Our Storytelling
Family stories, oral histories, and story telling are an important part of the Clemmons Family Farm legacy. Our stories are a chapter in the rich history of African Americans, and span 150 years of the fascinating lives of the families of Jack and Lydia Clemmons. Our stories are also woven into the fabric of the history of other African-Americans in Vermont, which dates back to the 1700s- long before the Clemmons family moved to to the state.
These are the stories of Great Grandmother Margie, who ran away twice from a White family who "owned" her in Louisiana in the year 1903, long after Lincoln had proclaimed the end of slavery, and of Great Grandfather Jackson J. Clemmons, who moved from Martinique to North Carolina, where he founded the first African-American grade school.

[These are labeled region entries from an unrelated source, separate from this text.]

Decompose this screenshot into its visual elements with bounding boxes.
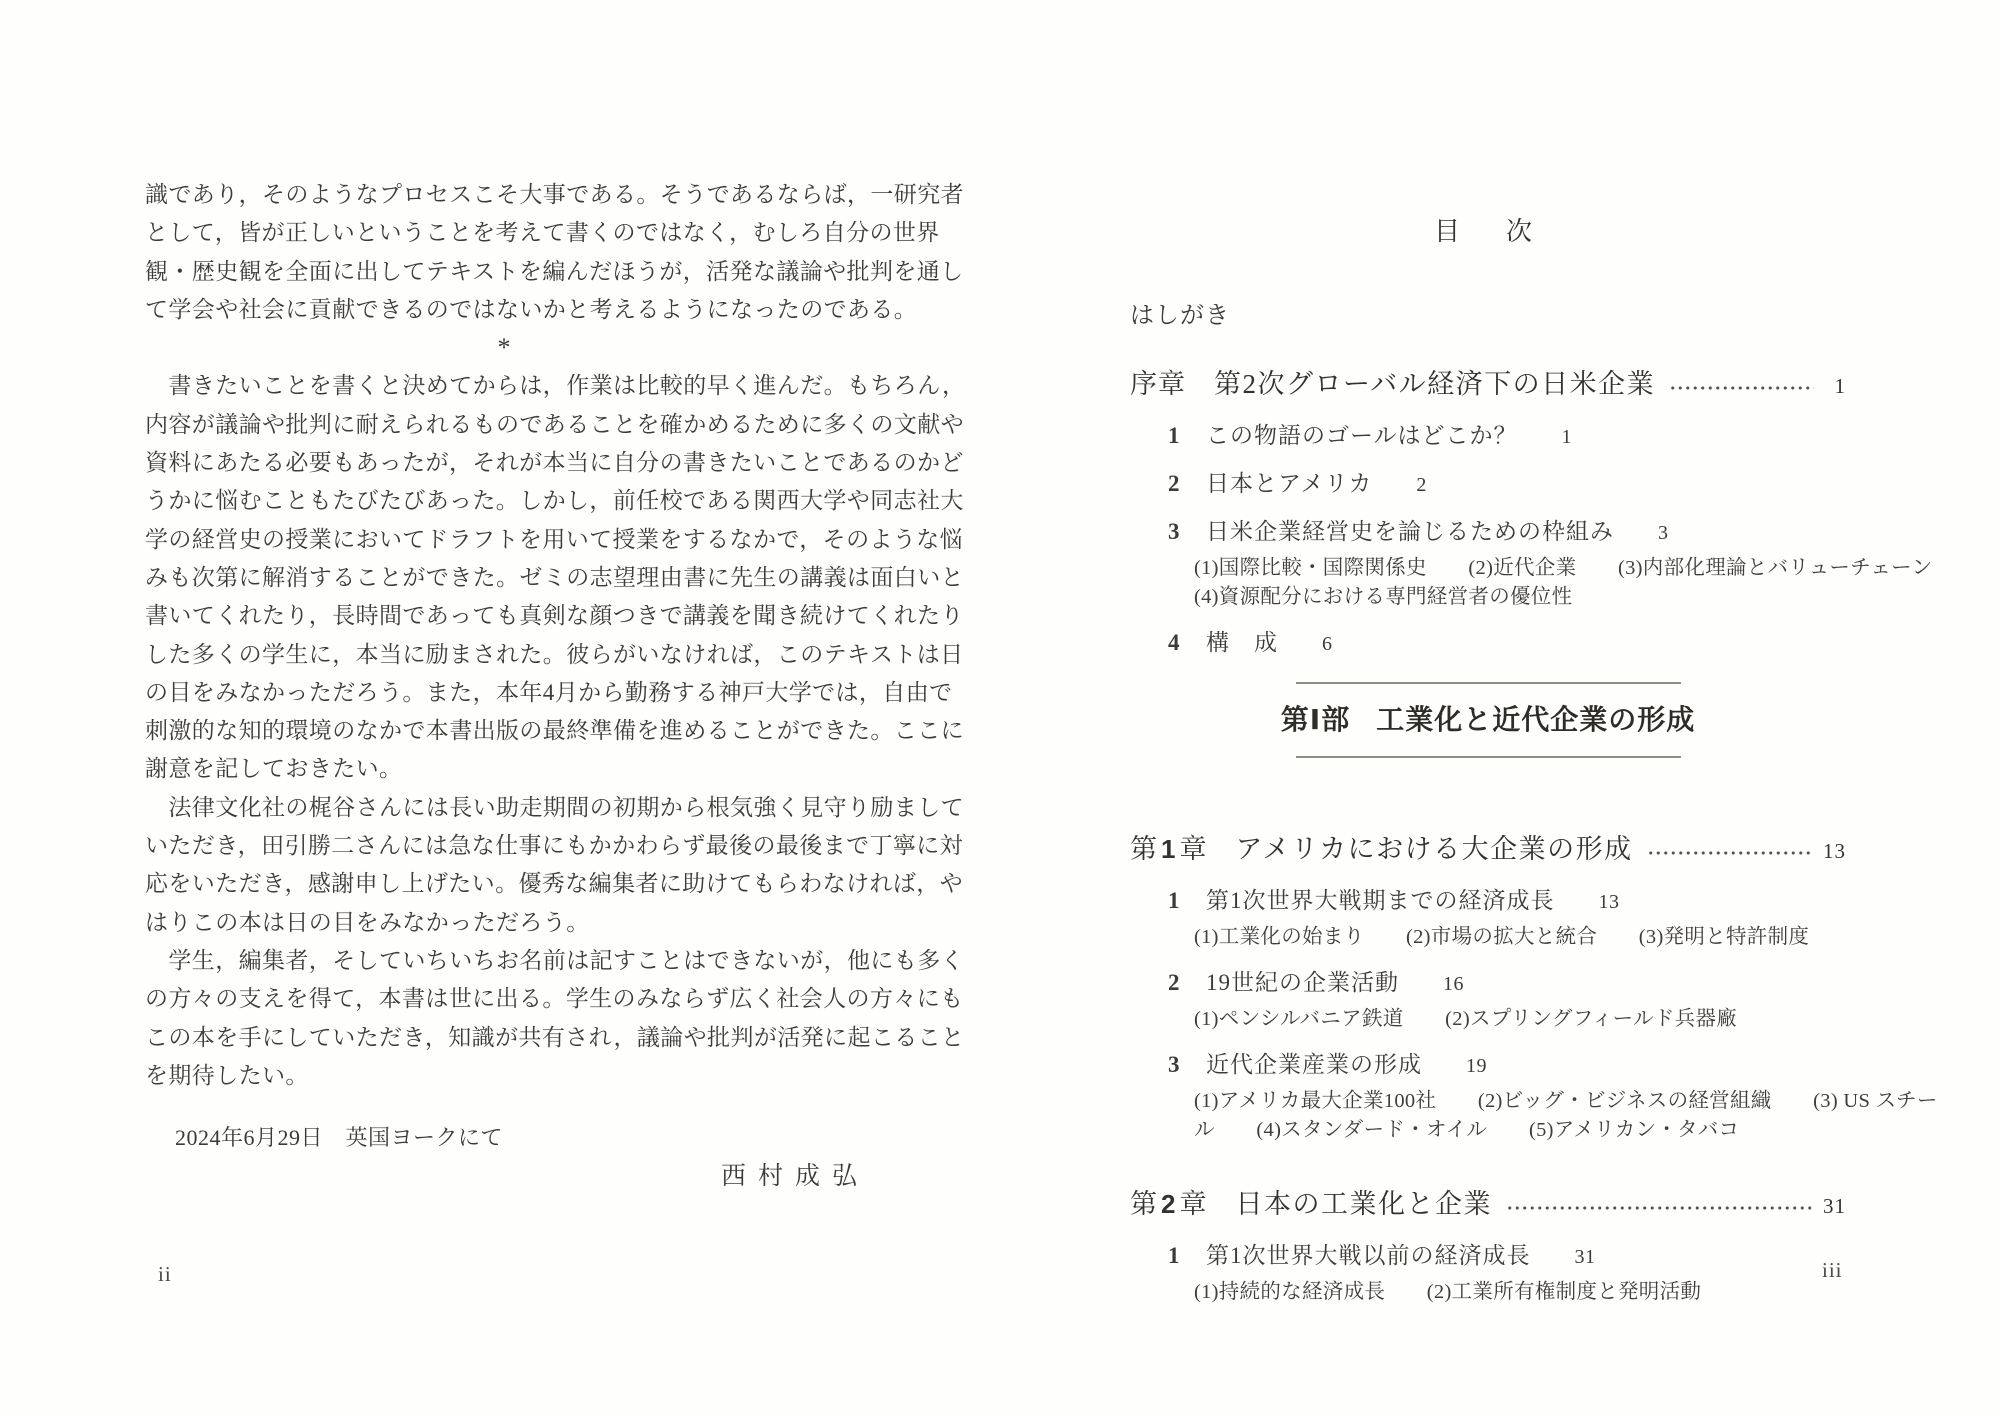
preface-line: を期待したい。 — [145, 1057, 863, 1095]
toc-item-title: 構 成 — [1206, 627, 1278, 658]
toc-chapter-heading: 第2章 日本の工業化と企業 31 — [1130, 1185, 1846, 1225]
toc-item-number: 3 — [1168, 1049, 1194, 1080]
toc-sub-items: (1)国際比較・国際関係史 (2)近代企業 (3)内部化理論とバリューチェーン — [1194, 554, 1846, 583]
toc-item-page-ref: 16 — [1443, 969, 1464, 1000]
toc-item-page-ref: 3 — [1658, 518, 1669, 549]
toc-chapter-label: 第1章 — [1130, 830, 1207, 868]
toc-item: 1 第1次世界大戦以前の経済成長 31 — [1168, 1240, 1846, 1273]
toc-sub-items: (1)アメリカ最大企業100社 (2)ビッグ・ビジネスの経営組織 (3) US … — [1194, 1087, 1846, 1116]
toc-sub-items: (1)持続的な経済成長 (2)工業所有権制度と発明活動 — [1194, 1278, 1846, 1307]
toc-item: 1 第1次世界大戦期までの経済成長 13 — [1168, 885, 1846, 918]
toc-item-number: 1 — [1168, 420, 1194, 451]
toc-item-title: 日米企業経営史を論じるための枠組み — [1206, 516, 1614, 547]
part-title: 第Ⅰ部工業化と近代企業の形成 — [1130, 698, 1846, 742]
toc-chapter-title: 日本の工業化と企業 — [1235, 1185, 1492, 1223]
preface-page: 識であり，そのようなプロセスこそ大事である。そうであるならば，一研究者として，皆… — [145, 176, 863, 1193]
toc-page: 目 次 はしがき 序章 第2次グローバル経済下の日米企業 1 1 この物語のゴー… — [1130, 215, 1846, 1307]
toc-item-page-ref: 6 — [1322, 629, 1333, 660]
toc-item-title: 日本とアメリカ — [1206, 468, 1372, 499]
preface-line: として，皆が正しいということを考えて書くのではなく，むしろ自分の世界 — [145, 214, 863, 252]
preface-line: 応をいただき，感謝申し上げたい。優秀な編集者に助けてもらわなければ，や — [145, 865, 863, 903]
toc-sub-items: (4)資源配分における専門経営者の優位性 — [1194, 583, 1846, 612]
toc-chapter-title: 第2次グローバル経済下の日米企業 — [1214, 365, 1655, 403]
toc-item-page-ref: 19 — [1466, 1051, 1487, 1082]
chapter-number: 2 — [1158, 1189, 1179, 1219]
part-divider: 第Ⅰ部工業化と近代企業の形成 — [1130, 682, 1846, 758]
toc-item-page-ref: 1 — [1562, 422, 1573, 453]
toc-item: 4 構 成 6 — [1168, 627, 1846, 660]
preface-line: うかに悩むこともたびたびあった。しかし，前任校である関西大学や同志社大 — [145, 482, 863, 520]
dot-leader — [1669, 384, 1814, 392]
toc-item-number: 3 — [1168, 516, 1194, 547]
toc-item: 3 近代企業産業の形成 19 — [1168, 1049, 1846, 1082]
preface-line: 法律文化社の梶谷さんには長い助走期間の初期から根気強く見守り励まして — [145, 789, 863, 827]
toc-item-title: 第1次世界大戦期までの経済成長 — [1206, 885, 1555, 916]
preface-line: 識であり，そのようなプロセスこそ大事である。そうであるならば，一研究者 — [145, 176, 863, 214]
toc-item-page-ref: 31 — [1575, 1242, 1596, 1273]
toc-chapter-label: 第2章 — [1130, 1185, 1207, 1223]
preface-line: この本を手にしていただき，知識が共有され，議論や批判が活発に起こること — [145, 1019, 863, 1057]
toc-chapter-heading: 第1章 アメリカにおける大企業の形成 13 — [1130, 830, 1846, 870]
toc-chapter-heading: 序章 第2次グローバル経済下の日米企業 1 — [1130, 365, 1846, 405]
preface-line: みも次第に解消することができた。ゼミの志望理由書に先生の講義は面白いと — [145, 559, 863, 597]
author-name: 西村成弘 — [145, 1161, 869, 1193]
preface-line: の目をみなかっただろう。また，本年4月から勤務する神戸大学では，自由で — [145, 674, 863, 712]
toc-item: 1 この物語のゴールはどこか？ 1 — [1168, 420, 1846, 453]
preface-line: 書いてくれたり，長時間であっても真剣な顔つきで講義を聞き続けてくれたり — [145, 597, 863, 635]
toc-item-page-ref: 2 — [1416, 470, 1427, 501]
preface-paragraph: 書きたいことを書くと決めてからは，作業は比較的早く進んだ。もちろん，内容が議論や… — [145, 367, 863, 788]
part-divider-line-top — [1296, 682, 1681, 684]
toc-item-number: 1 — [1168, 1240, 1194, 1271]
toc-item-title: この物語のゴールはどこか？ — [1206, 420, 1518, 451]
toc-item-number: 2 — [1168, 967, 1194, 998]
toc-item: 3 日米企業経営史を論じるための枠組み 3 — [1168, 516, 1846, 549]
section-separator-asterisk: * — [145, 329, 863, 367]
toc-page-ref: 1 — [1824, 367, 1846, 405]
page-number-ii: ii — [158, 1262, 172, 1287]
preface-line: て学会や社会に貢献できるのではないかと考えるようになったのである。 — [145, 291, 863, 329]
toc-item-title: 第1次世界大戦以前の経済成長 — [1206, 1240, 1531, 1271]
preface-line: の方々の支えを得て，本書は世に出る。学生のみならず広く社会人の方々にも — [145, 980, 863, 1018]
preface-line: 観・歴史観を全面に出してテキストを編んだほうが，活発な議論や批判を通し — [145, 253, 863, 291]
preface-paragraph: 学生，編集者，そしていちいちお名前は記すことはできないが，他にも多くの方々の支え… — [145, 942, 863, 1095]
preface-line: 刺激的な知的環境のなかで本書出版の最終準備を進めることができた。ここに — [145, 712, 863, 750]
preface-line: 内容が議論や批判に耐えられるものであることを確かめるために多くの文献や — [145, 406, 863, 444]
toc-item-number: 2 — [1168, 468, 1194, 499]
dot-leader — [1647, 849, 1813, 857]
preface-paragraph: 識であり，そのようなプロセスこそ大事である。そうであるならば，一研究者として，皆… — [145, 176, 863, 329]
toc-page-ref: 13 — [1823, 832, 1846, 870]
toc-entry-hashigaki: はしがき — [1130, 301, 1846, 331]
toc-chapter-title: アメリカにおける大企業の形成 — [1235, 830, 1632, 868]
dot-leader — [1506, 1204, 1813, 1212]
toc-item: 2 19世紀の企業活動 16 — [1168, 967, 1846, 1000]
preface-line: した多くの学生に，本当に励まされた。彼らがいなければ，このテキストは日 — [145, 636, 863, 674]
toc-sub-items: (1)工業化の始まり (2)市場の拡大と統合 (3)発明と特許制度 — [1194, 923, 1846, 952]
preface-line: いただき，田引勝二さんには急な仕事にもかかわらず最後の最後まで丁寧に対 — [145, 827, 863, 865]
toc-item: 2 日本とアメリカ 2 — [1168, 468, 1846, 501]
preface-line: 謝意を記しておきたい。 — [145, 750, 863, 788]
toc-sub-items: ル (4)スタンダード・オイル (5)アメリカン・タバコ — [1194, 1116, 1846, 1145]
page-number-iii: iii — [1822, 1258, 1843, 1283]
toc-page-ref: 31 — [1823, 1187, 1846, 1225]
preface-paragraph: 法律文化社の梶谷さんには長い助走期間の初期から根気強く見守り励ましていただき，田… — [145, 789, 863, 942]
preface-line: 資料にあたる必要もあったが，それが本当に自分の書きたいことであるのかど — [145, 444, 863, 482]
part-divider-line-bottom — [1296, 756, 1681, 758]
preface-line: はりこの本は日の目をみなかっただろう。 — [145, 904, 863, 942]
preface-line: 書きたいことを書くと決めてからは，作業は比較的早く進んだ。もちろん， — [145, 367, 863, 405]
toc-chapter-label: 序章 — [1130, 365, 1186, 403]
preface-line: 学生，編集者，そしていちいちお名前は記すことはできないが，他にも多く — [145, 942, 863, 980]
toc-title: 目 次 — [1130, 215, 1846, 249]
toc-sub-items: (1)ペンシルバニア鉄道 (2)スプリングフィールド兵器廠 — [1194, 1005, 1846, 1034]
chapter-number: 1 — [1158, 834, 1179, 864]
preface-line: 学の経営史の授業においてドラフトを用いて授業をするなかで，そのような悩 — [145, 521, 863, 559]
date-place-line: 2024年6月29日 英国ヨークにて — [145, 1123, 863, 1153]
toc-item-number: 1 — [1168, 885, 1194, 916]
toc-item-page-ref: 13 — [1599, 887, 1620, 918]
toc-item-number: 4 — [1168, 627, 1194, 658]
toc-item-title: 近代企業産業の形成 — [1206, 1049, 1422, 1080]
toc-item-title: 19世紀の企業活動 — [1206, 967, 1399, 998]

These are the stories of the fun-loving, laughter-filled Grandpa Howard and Grandma Lucille who, as a teen aged married couple, left their crops in the field and ran off to an oil boom town in Arkansas in 1923. These are the stories of the Becks, who fled from Louisiana to California and changed their last name after a mob of White men, jealous of the farming family's financial success, burned their home to the ground. |
These are the stories of the Monroes and Clemmonses who joined the Great Migration of the millions of African-American families who left the racism they experienced in the rural south and moved to the urban mid-West in search of better lives and greater economic opportunities. The stories of a hardworking welder, a talented seamstress, an entrepreneurial hat maker, and one of the first African-American women valedictorians in a mid-Western University.
Finally, these are the stories of Jack and Lydia Clemmons, whose family histories run full circle from life on a farm in a small rural community in the South, to life in the urban areas of the mid-West and California, and back to life on a farm in a small rural community-- this time in Vermont. Their careers and adventurous spirits also brought them to Africa, where they worked and traveled around most of the continent over a span of 20 years.